Kebakaran Rumah di Sunter Agung Diduga Akibat Korsleting Listrik, Kerugian Perkiraan Rp20 Juta

oleh -3 Dilihat
Kebakaran Rumah di Sunter Agung Diduga Akibat Korsleting Listrik, Kerugian Perkiraan Rp20 Juta

KabarDermayu.com – Sebuah rumah di Jalan Melati, Kelurahan Sunter Agung, Kecamatan Tanjung Priok, Jakarta Utara, dilalap api pada Minggu, 12 Juli 2026. Suku Dinas Penanggulangan Kebakaran dan Penyelamatan (Gulkarmat) Jakarta Utara dan Kepulauan Seribu menduga penyebab kebakaran adalah korsleting listrik.

Dugaan ini didasarkan pada pemeriksaan awal dan keterangan saksi di lokasi kejadian. Bangunan yang terbakar adalah rumah dua lantai dengan luas sekitar 24 meter persegi.

“Berdasarkan keterangan saksi, kebakaran rumah tinggal dua lantai dengan luas bangunan 24 meter persegi akibat korsleting listrik,” ujar Kepala Seksi Operasi (Kasiops) Gulkarmat Jakarta Utara dan Kepulauan Seribu, Gatot Sulaeman, di Jakarta, Minggu.

Pemilik Kontrakan Mencium Bau Hangus

Gatot menjelaskan bahwa saksi, yang juga merupakan pemilik rumah kontrakan, awalnya mencium bau hangus dari sekitar bangunan.

Saat diperiksa, saksi menemukan kepulan asap tebal berasal dari rumah kontrakannya yang bersebelahan dengan rumah yang sedang ditempatinya.

Temuan ini segera dilaporkan kepada warga sekitar, yang kemudian meneruskannya kepada petugas pemadam kebakaran untuk penanganan lebih lanjut.

Satu Keluarga Terdampak

Rumah yang terbakar diketahui dihuni oleh satu kepala keluarga yang terdiri dari empat orang.

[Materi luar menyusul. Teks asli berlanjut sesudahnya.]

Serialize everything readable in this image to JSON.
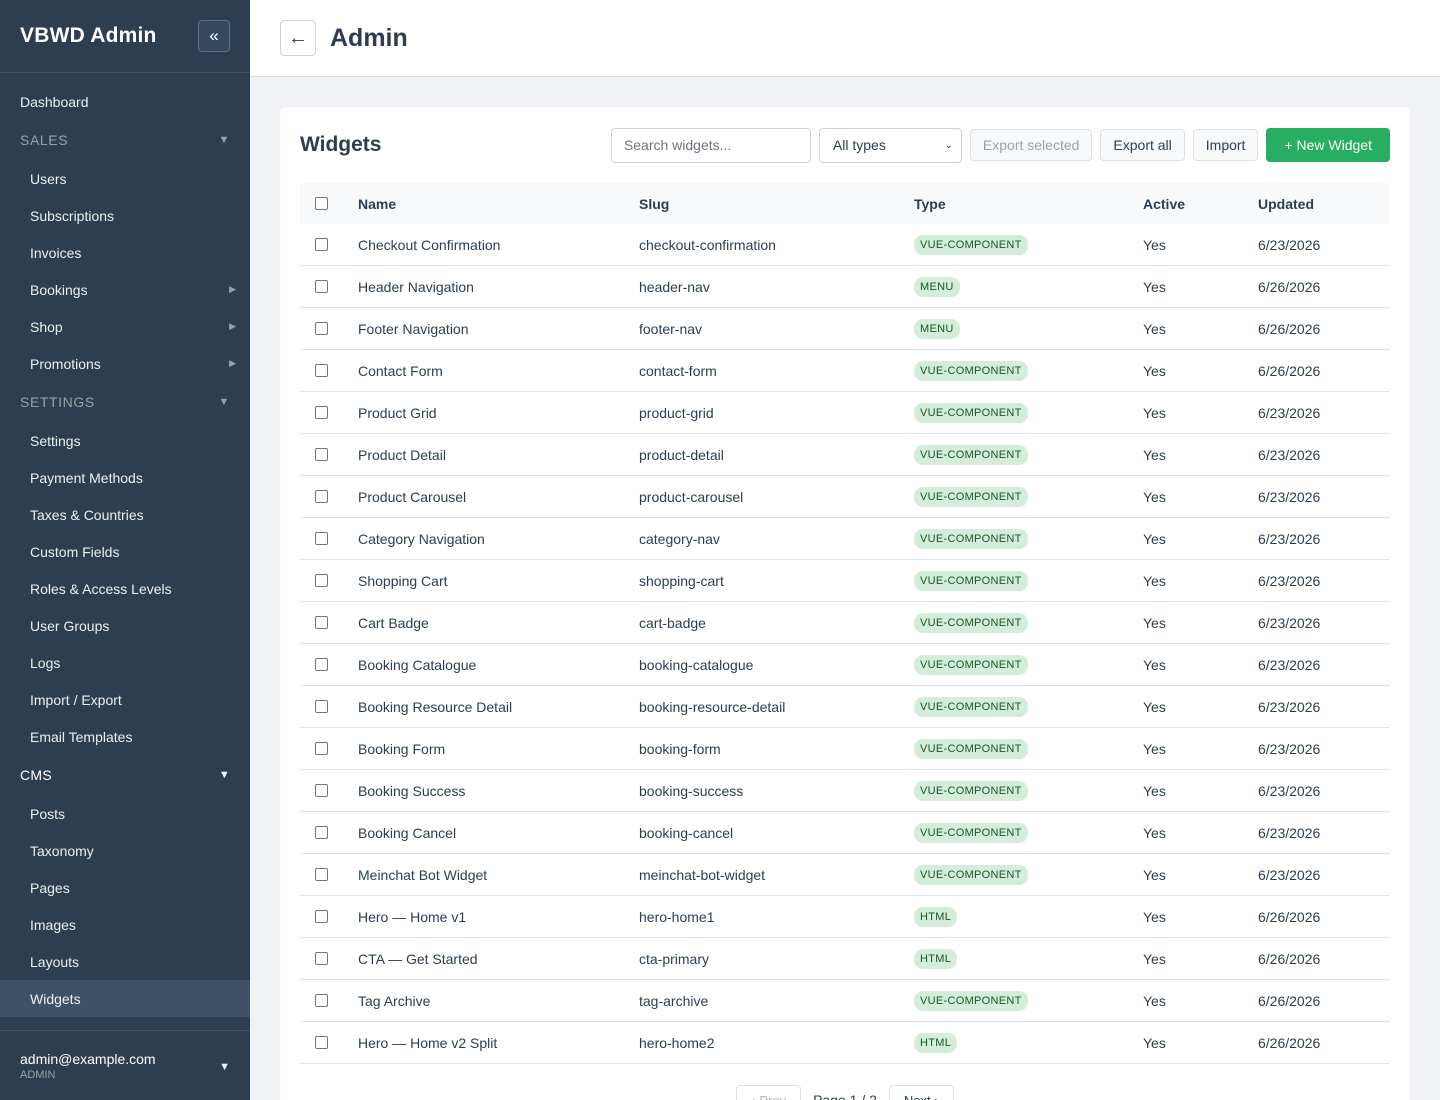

Meskipun bangunan mengalami kerusakan, tidak ada laporan mengenai korban jiwa maupun luka dalam peristiwa kebakaran ini.

Sementara itu, kerugian material akibat kebakaran ini diperkirakan mencapai Rp20 juta.

Damkar Kerahkan 20 Personel

Suku Dinas Gulkarmat Jakarta Utara dan Kepulauan Seribu menerima laporan kebakaran sekitar pukul 11.00 WIB setelah adanya aduan dari warga.

Petugas segera bergerak menuju lokasi untuk melakukan upaya pemadaman.

“Kami mendapatkan informasi kebakaran pukul 11.00 WIB usai warga melaporkan kejadian tersebut,” ujar Gatot.

Sebanyak empat unit mobil pemadam kebakaran dan 20 personel diterjunkan untuk mengendalikan kobaran api agar tidak merembet ke bangunan lain di kawasan permukiman tersebut.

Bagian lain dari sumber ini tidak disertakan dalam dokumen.